Repository files navigation

🤖 GAIA Agent - Advanced AI Problem Solver

Version 1.0 | GAIA Benchmark - Level 1 Questions

Welcome to my final hands-on project for the Hugging Face Agent Course!

In this project, I designed my first AI agent, capable of solving complex, multi-step problems using advanced reasoning, tool orchestration, and natural language understanding.

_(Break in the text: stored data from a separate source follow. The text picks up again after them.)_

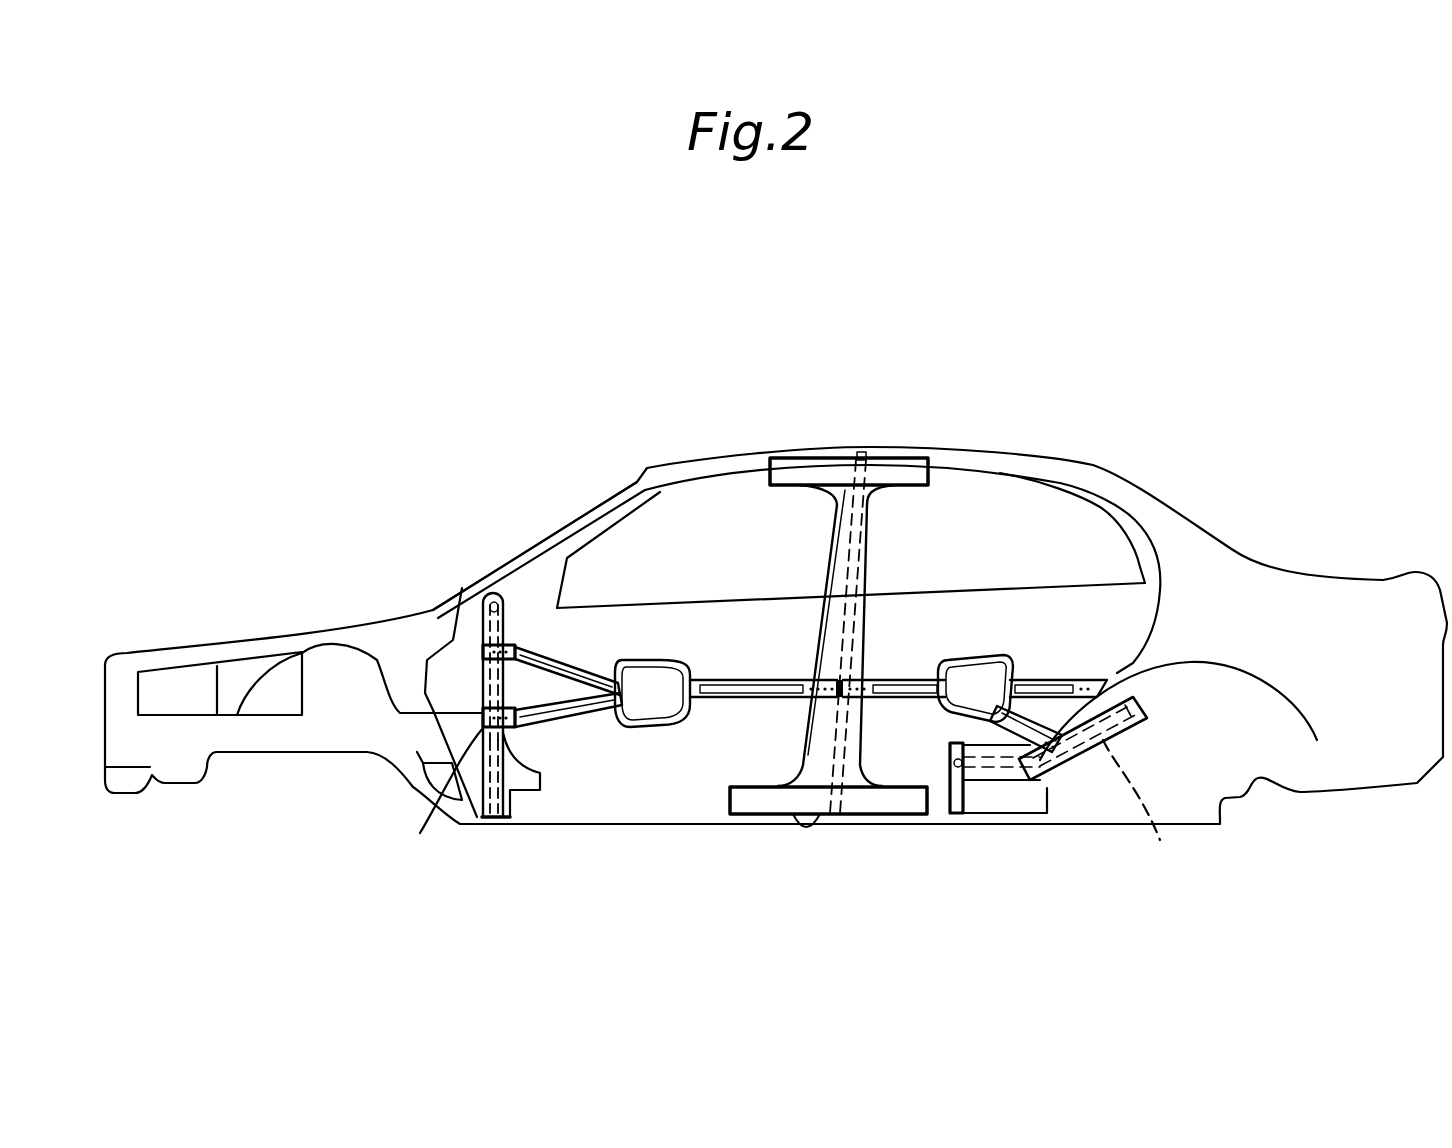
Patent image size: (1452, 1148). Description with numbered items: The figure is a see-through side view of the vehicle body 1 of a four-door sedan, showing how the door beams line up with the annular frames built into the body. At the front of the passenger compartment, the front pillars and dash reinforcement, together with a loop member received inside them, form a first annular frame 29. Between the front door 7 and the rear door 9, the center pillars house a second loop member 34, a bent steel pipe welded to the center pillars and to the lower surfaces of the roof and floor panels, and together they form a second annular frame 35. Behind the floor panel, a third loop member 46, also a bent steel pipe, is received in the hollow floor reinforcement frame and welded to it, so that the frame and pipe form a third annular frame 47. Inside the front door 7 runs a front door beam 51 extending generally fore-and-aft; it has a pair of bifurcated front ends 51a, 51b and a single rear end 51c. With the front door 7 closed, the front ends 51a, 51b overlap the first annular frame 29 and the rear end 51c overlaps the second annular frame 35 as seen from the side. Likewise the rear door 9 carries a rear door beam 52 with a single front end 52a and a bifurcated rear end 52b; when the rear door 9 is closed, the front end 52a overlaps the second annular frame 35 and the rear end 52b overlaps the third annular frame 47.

The vehicle body 1 is at (300, 398).
The first annular frame 29 is at (453, 596).
The front door 7 is at (650, 622).
The rear door 9 is at (1023, 593).
The second annular frame 35 is at (793, 442).
The second loop member 34 is at (861, 453).
The front end of front door beam 51a is at (503, 597).
The front end of front door beam 51b is at (497, 813).
The front door beam 51 is at (642, 732).
The rear end of front door beam 51c is at (828, 683).
The front end of rear door beam 52a is at (862, 682).
The rear door beam 52 is at (1015, 657).
The rear end of rear door beam 52b is at (1028, 790).
The third annular frame 47 is at (1075, 777).
The third loop member 46 is at (1149, 809).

The agent is specifically built to be evaluated on a subset of Level 1 questions from the GAIA benchmark, a framework designed to test and measure AI agents' reasoning and tool-using capabilities.

The entire system is wrapped in a Gradio-based web interface, allowing users to run full evaluations and submit answers to a scoring service.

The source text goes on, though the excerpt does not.